Transfer Learning for Cross-Regional Soybean Yield Prediction

May 17, 2026 · View on GitHub

Code and data accompanying:

Unraveling Domain Shifts in Deep Transfer Learning for Cross-regional Soybean Yield Estimation Chishan Zhang, Chunyuan Diao, Yiqun Xie

Requirements

Environment Setup

A GPU is recommended for training. MAML meta-learning in particular requires substantial training time (days on a single GPU for the full 12-state cross-validation).
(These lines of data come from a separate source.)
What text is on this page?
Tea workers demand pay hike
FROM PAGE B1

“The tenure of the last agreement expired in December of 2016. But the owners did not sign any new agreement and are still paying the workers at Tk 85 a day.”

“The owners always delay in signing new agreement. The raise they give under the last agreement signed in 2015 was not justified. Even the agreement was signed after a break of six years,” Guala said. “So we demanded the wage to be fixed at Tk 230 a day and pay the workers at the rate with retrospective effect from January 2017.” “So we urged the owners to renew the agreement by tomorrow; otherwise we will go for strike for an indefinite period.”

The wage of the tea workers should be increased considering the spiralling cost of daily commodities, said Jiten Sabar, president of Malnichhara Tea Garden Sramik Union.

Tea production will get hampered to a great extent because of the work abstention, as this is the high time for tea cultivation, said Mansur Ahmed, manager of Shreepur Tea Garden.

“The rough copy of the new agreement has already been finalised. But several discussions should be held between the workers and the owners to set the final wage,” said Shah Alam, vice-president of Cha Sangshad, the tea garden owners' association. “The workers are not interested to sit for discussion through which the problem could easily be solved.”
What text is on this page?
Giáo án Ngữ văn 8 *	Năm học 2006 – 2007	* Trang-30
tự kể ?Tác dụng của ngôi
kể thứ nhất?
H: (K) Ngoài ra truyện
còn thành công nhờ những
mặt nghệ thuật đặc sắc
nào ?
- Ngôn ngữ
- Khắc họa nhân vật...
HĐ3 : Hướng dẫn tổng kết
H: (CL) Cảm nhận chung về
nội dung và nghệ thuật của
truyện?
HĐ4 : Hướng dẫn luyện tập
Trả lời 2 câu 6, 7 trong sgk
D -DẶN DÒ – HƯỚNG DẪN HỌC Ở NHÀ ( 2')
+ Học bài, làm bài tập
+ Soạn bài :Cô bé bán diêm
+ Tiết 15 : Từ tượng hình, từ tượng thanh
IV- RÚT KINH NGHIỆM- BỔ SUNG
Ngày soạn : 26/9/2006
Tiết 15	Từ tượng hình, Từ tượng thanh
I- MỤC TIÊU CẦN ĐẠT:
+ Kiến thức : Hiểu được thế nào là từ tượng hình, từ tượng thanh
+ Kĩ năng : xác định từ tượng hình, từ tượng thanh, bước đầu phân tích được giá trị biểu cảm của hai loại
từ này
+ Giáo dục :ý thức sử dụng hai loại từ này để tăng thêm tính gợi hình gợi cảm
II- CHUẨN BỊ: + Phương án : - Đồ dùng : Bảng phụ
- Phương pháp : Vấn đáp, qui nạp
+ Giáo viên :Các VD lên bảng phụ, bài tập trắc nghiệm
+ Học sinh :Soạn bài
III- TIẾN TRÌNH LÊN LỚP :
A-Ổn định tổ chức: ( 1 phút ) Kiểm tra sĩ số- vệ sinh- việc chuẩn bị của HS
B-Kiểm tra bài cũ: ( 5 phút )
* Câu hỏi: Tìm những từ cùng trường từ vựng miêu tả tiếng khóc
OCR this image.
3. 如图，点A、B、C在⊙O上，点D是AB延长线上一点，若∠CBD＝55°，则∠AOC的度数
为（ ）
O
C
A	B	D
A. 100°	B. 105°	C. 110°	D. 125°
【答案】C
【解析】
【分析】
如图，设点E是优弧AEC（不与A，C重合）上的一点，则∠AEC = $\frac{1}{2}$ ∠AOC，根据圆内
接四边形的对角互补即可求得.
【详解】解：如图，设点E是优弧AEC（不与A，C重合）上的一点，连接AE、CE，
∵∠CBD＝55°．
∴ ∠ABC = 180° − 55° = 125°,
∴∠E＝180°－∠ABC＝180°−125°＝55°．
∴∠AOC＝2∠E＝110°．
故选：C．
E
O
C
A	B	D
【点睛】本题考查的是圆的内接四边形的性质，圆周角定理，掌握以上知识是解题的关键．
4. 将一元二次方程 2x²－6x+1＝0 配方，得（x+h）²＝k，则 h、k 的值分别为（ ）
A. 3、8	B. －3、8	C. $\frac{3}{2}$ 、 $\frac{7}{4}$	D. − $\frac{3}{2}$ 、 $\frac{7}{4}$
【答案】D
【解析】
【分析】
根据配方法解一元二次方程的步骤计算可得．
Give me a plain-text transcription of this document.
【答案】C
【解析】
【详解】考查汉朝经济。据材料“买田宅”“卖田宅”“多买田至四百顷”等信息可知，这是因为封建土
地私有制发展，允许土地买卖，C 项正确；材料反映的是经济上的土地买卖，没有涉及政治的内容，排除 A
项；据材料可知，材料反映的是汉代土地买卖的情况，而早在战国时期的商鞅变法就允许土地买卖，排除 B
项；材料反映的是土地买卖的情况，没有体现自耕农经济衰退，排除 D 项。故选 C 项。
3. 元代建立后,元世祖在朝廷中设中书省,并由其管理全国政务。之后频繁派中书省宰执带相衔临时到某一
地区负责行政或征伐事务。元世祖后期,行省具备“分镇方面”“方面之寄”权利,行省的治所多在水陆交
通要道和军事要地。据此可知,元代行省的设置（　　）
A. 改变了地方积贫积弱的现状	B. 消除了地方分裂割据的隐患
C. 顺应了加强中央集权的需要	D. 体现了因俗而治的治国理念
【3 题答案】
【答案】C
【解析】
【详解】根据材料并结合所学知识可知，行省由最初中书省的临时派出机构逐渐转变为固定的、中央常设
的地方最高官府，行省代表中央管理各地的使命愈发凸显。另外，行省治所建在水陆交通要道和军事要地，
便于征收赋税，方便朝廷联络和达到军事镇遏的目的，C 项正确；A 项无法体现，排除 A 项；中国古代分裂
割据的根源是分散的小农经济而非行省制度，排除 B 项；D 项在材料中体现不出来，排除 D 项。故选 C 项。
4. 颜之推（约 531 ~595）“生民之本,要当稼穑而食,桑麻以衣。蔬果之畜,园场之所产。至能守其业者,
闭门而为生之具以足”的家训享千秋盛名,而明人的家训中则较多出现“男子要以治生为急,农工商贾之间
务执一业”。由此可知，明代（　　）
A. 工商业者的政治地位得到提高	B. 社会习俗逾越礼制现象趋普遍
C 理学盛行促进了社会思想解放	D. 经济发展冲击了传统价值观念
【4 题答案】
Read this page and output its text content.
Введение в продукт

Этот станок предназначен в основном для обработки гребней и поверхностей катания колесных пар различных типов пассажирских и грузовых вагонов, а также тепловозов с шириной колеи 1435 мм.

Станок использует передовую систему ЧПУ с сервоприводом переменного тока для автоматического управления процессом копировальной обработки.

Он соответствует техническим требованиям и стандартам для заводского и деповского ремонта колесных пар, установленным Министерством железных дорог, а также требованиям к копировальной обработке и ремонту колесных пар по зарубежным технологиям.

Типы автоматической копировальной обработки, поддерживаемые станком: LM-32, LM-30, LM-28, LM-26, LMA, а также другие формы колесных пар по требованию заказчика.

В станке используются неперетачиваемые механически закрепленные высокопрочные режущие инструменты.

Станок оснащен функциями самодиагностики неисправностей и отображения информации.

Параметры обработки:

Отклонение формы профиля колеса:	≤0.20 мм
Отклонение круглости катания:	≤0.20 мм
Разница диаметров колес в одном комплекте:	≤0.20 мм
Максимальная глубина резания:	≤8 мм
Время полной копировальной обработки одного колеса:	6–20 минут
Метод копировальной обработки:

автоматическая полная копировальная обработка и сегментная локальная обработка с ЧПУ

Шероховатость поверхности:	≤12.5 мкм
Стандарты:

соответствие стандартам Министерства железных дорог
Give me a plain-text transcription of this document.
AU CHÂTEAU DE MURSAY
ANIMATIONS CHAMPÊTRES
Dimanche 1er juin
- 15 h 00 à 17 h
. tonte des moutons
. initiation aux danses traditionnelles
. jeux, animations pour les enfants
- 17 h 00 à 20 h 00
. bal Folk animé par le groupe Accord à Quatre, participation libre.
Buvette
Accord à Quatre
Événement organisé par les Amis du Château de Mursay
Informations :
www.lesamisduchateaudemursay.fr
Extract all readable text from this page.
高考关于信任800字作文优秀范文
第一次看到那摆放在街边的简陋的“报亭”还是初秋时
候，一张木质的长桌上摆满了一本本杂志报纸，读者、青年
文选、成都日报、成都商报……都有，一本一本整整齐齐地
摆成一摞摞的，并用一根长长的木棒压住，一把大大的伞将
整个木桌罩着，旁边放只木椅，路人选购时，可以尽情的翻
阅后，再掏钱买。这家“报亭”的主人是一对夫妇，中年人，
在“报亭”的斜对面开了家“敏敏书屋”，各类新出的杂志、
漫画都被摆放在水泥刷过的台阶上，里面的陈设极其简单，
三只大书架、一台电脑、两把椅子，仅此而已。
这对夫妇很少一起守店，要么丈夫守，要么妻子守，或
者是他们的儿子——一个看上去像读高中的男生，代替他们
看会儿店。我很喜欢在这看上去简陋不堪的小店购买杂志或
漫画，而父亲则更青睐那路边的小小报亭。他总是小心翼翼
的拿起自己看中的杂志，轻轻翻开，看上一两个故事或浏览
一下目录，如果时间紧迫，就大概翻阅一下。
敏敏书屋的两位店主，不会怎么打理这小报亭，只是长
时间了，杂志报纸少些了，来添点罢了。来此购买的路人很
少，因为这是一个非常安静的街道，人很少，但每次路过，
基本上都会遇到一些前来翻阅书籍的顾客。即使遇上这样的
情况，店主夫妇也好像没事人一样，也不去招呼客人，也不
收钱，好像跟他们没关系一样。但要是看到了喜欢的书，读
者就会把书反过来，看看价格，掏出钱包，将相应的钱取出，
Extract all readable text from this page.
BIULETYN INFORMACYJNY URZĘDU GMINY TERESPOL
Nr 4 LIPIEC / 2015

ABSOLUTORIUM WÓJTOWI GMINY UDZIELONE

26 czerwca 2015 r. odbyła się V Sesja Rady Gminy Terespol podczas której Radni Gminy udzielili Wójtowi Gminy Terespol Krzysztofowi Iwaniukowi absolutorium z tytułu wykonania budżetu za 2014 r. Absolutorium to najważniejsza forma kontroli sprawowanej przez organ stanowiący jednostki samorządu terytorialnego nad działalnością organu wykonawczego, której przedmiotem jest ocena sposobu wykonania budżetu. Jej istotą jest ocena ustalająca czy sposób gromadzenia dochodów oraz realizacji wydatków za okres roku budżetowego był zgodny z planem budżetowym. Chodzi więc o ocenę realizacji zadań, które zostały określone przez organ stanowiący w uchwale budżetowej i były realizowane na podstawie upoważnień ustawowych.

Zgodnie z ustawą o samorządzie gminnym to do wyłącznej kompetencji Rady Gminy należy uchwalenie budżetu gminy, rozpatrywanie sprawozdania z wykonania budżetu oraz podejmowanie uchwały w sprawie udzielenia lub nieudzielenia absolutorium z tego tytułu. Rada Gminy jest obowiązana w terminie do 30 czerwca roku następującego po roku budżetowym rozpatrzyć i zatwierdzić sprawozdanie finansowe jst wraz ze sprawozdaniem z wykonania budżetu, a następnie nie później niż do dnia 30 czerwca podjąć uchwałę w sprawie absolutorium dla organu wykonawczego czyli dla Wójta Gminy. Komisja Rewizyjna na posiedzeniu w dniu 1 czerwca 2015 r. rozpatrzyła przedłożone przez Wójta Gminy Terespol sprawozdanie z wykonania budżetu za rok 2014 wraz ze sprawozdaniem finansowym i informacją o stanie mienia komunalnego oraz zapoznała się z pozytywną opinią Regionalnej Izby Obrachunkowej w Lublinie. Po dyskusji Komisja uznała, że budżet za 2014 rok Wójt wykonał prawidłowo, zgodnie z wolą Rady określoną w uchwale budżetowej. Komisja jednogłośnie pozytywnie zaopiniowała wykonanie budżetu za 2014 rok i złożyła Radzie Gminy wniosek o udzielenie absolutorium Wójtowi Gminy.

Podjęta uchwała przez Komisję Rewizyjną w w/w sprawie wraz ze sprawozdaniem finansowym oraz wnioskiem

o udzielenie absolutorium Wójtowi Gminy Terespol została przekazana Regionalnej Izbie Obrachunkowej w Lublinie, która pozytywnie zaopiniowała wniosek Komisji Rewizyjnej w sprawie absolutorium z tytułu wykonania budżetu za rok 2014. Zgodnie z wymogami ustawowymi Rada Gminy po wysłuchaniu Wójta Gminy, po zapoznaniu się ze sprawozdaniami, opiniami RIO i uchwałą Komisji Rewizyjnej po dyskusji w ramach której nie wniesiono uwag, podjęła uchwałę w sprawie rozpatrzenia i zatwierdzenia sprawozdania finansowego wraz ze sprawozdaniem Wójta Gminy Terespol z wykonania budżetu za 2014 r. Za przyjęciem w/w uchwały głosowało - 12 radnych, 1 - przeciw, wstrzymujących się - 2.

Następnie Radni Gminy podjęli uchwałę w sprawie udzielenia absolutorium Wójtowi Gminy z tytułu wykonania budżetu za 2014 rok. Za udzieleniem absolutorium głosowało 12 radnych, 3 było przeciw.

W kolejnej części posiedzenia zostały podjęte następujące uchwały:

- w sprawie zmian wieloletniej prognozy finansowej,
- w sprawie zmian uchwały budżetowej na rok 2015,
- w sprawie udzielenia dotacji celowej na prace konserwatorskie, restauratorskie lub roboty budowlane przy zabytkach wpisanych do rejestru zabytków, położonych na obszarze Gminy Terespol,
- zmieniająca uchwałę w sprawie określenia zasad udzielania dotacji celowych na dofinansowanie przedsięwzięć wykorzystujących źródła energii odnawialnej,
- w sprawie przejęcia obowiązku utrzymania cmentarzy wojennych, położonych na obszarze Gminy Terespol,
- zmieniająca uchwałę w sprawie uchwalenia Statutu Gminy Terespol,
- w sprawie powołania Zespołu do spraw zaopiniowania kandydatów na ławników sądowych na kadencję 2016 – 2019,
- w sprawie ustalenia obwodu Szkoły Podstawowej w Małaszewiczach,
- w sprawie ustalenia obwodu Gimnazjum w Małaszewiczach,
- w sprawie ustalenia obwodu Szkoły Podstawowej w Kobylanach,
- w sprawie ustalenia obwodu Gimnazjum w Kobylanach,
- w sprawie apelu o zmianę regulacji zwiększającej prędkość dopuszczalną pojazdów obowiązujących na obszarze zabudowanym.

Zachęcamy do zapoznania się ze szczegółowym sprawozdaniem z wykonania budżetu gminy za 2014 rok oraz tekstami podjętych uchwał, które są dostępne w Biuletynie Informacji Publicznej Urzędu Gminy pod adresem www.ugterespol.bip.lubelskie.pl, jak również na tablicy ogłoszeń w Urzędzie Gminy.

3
The evaluation script (evaluate.py) runs on CPU without issue.

Dependencies

  • Python >= 3.8
  • PyTorch >= 1.12
  • learn2learn
  • scikit-learn, numpy, pandas, scipy
  • matplotlib, seaborn (for simulation plots)

Repository Structure

code/
├── models.py           Model architectures (LSTM, LSTMDANN)
├── data_utils.py       Data loading, normalization, state splitting
├── train_lstm.py       LSTM baseline training
├── train_maml.py       MAML meta-learning training
├── train_dann.py       DANN adversarial training
├── train_ftl.py        FTL fine-tuning demonstration
├── evaluate.py         Evaluate all methods on demo data
├── domain_shift.py     KL divergence domain shift quantification
├── demo_data/          Preprocessed subsets for IL and ND (inference only)
├── raw_data/           Public yield records and county boundaries
│   ├── US_yields.csv
│   ├── ARG_yields.csv
│   └── US_counties/    Corn Belt county shapefile
├── simulation/         APSIM crop model simulation analysis
│   ├── README.md
│   ├── plot_apsim.py   Reproduce Figures S2, S3, S4
│   └── simulation_results.db
└── weights/            Pre-trained model weights
    ├── lstm/           12 state-split LSTM weights
    ├── maml/           12 state-split MAML weights
    └── dann/           12 state-split DANN weights

Quick Start

Evaluate pre-trained models on demo data (Illinois and North Dakota):

python evaluate.py

This loads pre-trained weights and runs inference + few-shot adaptation for LSTM, FTL, MAML, and DANN on two representative states: IL (low domain shift) and ND (high domain shift).

Models

MethodDescriptionTarget Data
LSTMBaseline, trained on source domainNone
FTLFine-tune pre-trained LSTM on target samples5 labeled
MAMLMeta-learned initialization, 2-step adaptation5 labeled
DANNAdversarial feature alignmentUnlabeled

All models share the same LSTM backbone:

  • Input: 13 features x 6 monthly time steps
  • LSTM: 1 layer, 100 hidden units
  • FC layers: 100 -> 100 -> 1 (regression output)

Demo Data

The demo_data/ folder contains preprocessed subsets for two U.S. states:

  • IL (Illinois): Low domain shift case -- 300 test + 50 adaptation samples
  • ND (North Dakota): High covariate/prior shift case -- 300 test + 50 adaptation samples

Each NPZ file contains:

  • X: Input features (N, 6, 13) -- 6 monthly aggregates of 13 variables
  • Y: Soybean yield in kg/ha (N, 1)
  • ID: County FIPS code and year (N, 2)

The 13 input features (after removing lat/lon) include EVI2, temperature, precipitation, VPD, land surface temperature, evapotranspiration, and soil moisture variables.

Raw Data

raw_data/ contains publicly available records:

  • US_yields.csv: County-level soybean yield (bu/acre) from USDA NASS, 2008-2021
  • ARG_yields.csv: Department-level soybean yield (kg/ha) from Argentina Ministry of Agriculture, 2008-2021
  • US_counties/: Corn Belt county boundary shapefile (12 states)

Simulations

The simulation/ directory contains APSIM crop model simulation results used to characterize the mechanistic drivers of domain shifts (Sections 2.4.1 and 3.1 of the manuscript).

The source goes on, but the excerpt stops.